Risk Management:  The importance readiness planning

bridge-455577_1280With the recent closure of the Forth Road bridge, commutes from Fife to Edinburgh by car have just dramatically increased by 30 miles each way, causing significant disruption for local residents.

It is fortunate, in some ways, this has happened in the run up to and over the Christmas period.  Many businesses slow down a little and hopefully many people will be able to work from home more often during the 4 weeks the bridge is out of action.  (although looking at the crack, there are concerns this could be much longer)

However this incident, and other recent examples such as the Talk Talk hack and the floods in Cumbria, really do highlight the need for all businesses to have solid readiness planning.  These events, although unlikely, when they occur have significant impacts on customers, employees, businesses and their brand.  (… does it feel they are becoming more common too?).

The challenge for planners is that unfortunately focusing on the worst that could happen is not very popular in most companies.

Although standard practise for some (NASA being a good example), in most organisations, being a ‘negative nelly’ is not seen as a compliment.  In the drive to cut costs and focus on business growth, these small probability, high impact scenarios are often considered low priority or even overlooked.  However even a small amount of scenario planning can make a huge difference.
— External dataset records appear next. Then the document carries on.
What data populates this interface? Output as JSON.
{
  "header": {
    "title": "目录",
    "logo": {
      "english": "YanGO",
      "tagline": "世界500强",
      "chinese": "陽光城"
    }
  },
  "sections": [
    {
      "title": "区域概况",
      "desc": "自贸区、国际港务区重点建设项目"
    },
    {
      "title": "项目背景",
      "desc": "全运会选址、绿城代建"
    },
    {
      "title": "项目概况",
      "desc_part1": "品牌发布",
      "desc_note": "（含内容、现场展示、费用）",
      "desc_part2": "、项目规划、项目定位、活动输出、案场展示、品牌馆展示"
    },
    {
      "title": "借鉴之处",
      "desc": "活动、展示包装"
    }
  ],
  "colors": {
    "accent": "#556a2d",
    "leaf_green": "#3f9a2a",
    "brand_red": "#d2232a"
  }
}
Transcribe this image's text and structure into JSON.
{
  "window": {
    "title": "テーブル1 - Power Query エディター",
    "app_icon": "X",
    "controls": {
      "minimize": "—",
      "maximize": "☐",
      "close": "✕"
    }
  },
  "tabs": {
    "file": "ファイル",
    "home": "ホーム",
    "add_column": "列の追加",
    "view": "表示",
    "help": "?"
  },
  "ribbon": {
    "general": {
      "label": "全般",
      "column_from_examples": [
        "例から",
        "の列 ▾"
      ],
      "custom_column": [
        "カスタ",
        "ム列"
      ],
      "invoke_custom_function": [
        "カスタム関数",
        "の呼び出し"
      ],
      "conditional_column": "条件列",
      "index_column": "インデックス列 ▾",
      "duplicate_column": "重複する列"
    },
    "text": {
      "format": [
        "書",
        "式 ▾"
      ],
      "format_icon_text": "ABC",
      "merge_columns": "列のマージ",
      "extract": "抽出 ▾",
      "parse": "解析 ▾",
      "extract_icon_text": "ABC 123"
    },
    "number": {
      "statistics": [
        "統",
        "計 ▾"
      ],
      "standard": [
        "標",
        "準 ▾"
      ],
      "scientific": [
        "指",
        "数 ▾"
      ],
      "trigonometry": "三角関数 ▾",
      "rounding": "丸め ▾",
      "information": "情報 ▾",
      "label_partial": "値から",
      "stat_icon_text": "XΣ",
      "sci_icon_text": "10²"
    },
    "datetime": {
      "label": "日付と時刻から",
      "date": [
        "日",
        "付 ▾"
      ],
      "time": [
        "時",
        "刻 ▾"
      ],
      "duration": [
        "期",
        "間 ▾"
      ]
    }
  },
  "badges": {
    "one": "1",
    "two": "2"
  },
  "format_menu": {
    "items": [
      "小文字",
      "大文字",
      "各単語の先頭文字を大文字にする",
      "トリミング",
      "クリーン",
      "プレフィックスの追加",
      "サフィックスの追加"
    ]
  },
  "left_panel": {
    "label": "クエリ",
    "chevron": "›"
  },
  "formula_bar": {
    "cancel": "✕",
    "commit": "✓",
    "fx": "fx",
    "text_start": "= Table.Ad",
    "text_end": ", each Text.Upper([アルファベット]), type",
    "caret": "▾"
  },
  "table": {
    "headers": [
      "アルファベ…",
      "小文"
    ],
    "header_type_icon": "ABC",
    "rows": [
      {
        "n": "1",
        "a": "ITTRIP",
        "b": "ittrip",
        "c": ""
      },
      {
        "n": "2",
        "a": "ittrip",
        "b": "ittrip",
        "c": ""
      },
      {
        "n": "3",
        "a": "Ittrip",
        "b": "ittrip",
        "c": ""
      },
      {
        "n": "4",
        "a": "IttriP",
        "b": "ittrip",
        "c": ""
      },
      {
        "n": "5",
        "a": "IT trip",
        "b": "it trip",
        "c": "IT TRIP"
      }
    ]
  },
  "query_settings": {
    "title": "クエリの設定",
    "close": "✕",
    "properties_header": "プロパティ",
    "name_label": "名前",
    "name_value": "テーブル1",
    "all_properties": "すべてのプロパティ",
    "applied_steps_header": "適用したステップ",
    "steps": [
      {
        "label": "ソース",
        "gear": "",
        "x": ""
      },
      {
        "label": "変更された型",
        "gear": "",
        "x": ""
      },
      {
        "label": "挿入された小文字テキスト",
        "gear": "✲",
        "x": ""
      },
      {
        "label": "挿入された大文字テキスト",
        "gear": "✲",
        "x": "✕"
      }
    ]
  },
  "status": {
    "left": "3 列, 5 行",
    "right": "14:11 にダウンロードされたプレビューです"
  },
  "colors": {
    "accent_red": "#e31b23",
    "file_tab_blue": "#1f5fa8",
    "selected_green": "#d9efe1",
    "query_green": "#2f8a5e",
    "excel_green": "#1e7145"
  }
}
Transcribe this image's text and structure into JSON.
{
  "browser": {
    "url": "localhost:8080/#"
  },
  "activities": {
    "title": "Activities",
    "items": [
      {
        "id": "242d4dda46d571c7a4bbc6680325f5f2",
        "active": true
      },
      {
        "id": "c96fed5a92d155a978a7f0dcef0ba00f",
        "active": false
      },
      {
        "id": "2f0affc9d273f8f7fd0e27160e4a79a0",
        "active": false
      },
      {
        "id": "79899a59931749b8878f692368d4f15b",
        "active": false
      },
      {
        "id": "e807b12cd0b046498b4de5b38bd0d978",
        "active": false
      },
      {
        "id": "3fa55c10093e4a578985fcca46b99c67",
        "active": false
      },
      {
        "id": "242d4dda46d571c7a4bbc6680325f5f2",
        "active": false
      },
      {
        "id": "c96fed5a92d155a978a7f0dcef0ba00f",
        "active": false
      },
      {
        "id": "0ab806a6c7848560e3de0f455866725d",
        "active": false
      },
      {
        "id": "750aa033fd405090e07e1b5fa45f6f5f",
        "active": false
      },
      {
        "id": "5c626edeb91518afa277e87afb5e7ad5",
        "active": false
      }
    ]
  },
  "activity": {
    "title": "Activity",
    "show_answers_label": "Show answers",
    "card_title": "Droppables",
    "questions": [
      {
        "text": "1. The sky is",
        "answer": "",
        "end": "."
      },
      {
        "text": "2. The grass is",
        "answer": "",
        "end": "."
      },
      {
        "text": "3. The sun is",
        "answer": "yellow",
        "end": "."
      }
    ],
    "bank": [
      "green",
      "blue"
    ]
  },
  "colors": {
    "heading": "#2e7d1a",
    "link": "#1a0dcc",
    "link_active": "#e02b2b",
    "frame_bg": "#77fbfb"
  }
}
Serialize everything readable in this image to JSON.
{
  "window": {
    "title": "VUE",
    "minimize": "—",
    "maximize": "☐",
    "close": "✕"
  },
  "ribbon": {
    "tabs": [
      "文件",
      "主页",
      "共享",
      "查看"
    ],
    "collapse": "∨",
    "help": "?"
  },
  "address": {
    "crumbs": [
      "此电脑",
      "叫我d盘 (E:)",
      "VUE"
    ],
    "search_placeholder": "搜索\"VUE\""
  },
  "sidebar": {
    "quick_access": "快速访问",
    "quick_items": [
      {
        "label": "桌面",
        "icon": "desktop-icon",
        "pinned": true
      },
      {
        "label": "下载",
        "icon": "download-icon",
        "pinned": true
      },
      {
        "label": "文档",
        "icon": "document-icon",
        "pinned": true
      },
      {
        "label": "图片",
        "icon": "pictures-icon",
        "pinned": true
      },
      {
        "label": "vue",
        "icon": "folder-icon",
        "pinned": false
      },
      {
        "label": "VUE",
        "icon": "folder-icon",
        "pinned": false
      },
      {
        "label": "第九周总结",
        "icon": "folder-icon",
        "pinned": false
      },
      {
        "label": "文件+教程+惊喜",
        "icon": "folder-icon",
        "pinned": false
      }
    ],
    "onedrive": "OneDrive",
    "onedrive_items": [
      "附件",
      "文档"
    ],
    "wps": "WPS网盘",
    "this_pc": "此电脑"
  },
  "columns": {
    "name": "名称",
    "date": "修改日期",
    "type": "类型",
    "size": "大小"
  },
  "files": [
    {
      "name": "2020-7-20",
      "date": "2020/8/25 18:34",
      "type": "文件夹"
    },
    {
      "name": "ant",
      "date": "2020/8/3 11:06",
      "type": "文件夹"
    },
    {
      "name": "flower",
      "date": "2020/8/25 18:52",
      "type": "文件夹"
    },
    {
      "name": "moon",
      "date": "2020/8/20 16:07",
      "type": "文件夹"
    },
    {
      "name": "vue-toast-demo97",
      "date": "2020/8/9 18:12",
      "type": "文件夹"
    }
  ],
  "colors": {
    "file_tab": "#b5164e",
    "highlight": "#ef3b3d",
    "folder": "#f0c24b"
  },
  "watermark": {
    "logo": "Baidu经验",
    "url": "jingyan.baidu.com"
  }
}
  • Planning allows the business to present a solid, coordinated response to the incident and the public.
  • It provides quick guidance for employees, often in what can be a very chaotic environment.
  • It allows you to control the response to the situation rather that the situation controlling you.

Although this may not change timelines or accelerate any fix (it is worth having contingency plans for these too), building a readiness plan is a great first step to help you and your customers operationally deal with the situation.

  • Focus on the situation you are responding too, rather that individual event itself…..  (in this case, bridge closure rather than structural failure).  This will reduce the number of plans you need and there will be some common themes.
  • Include events with low probabilty but high impact…. It is not necessarily have a second bridge in place in case the first one fails (almost the case here in Scotland), but do have a plan, be able to communicate this and the timelines.
  • Also think through other situations that may impact your customers (e.g. Floods).  How can you respond to help them, do you have a role to play in their recovery?
  • Think about short, medium, long term duration impacts….. What would happen if this was 24 hours, 1 week, 1 month or a year. Your response will need to change as the situation evolves.
  • Build a checklist…. Checklists are invaluable in emergency situations.  A pre-thought through checklist is invaluable in providing guidance, structure and coordination to the team.
  • Pre-think through crisis performance measures…. How do you know if the situation in improving?  Can you measure the customer impact?
  • Review on a regular basis, and occasionally run simulations…. these are great to familiarise the team with the plan and what to do.
  • Trust your team…. you no doubt have a great team that already knows the business well and can react to situations. However some initial planning can really help keep things fresh.

In many cases, for many businesses, having full scale redundancy in place is very expensive and just not realistic.  However planning for the situation and having a coordinated response is possible.  It helps protect your brand and reduces the cost of recovery….. an investment worth considering over the long term.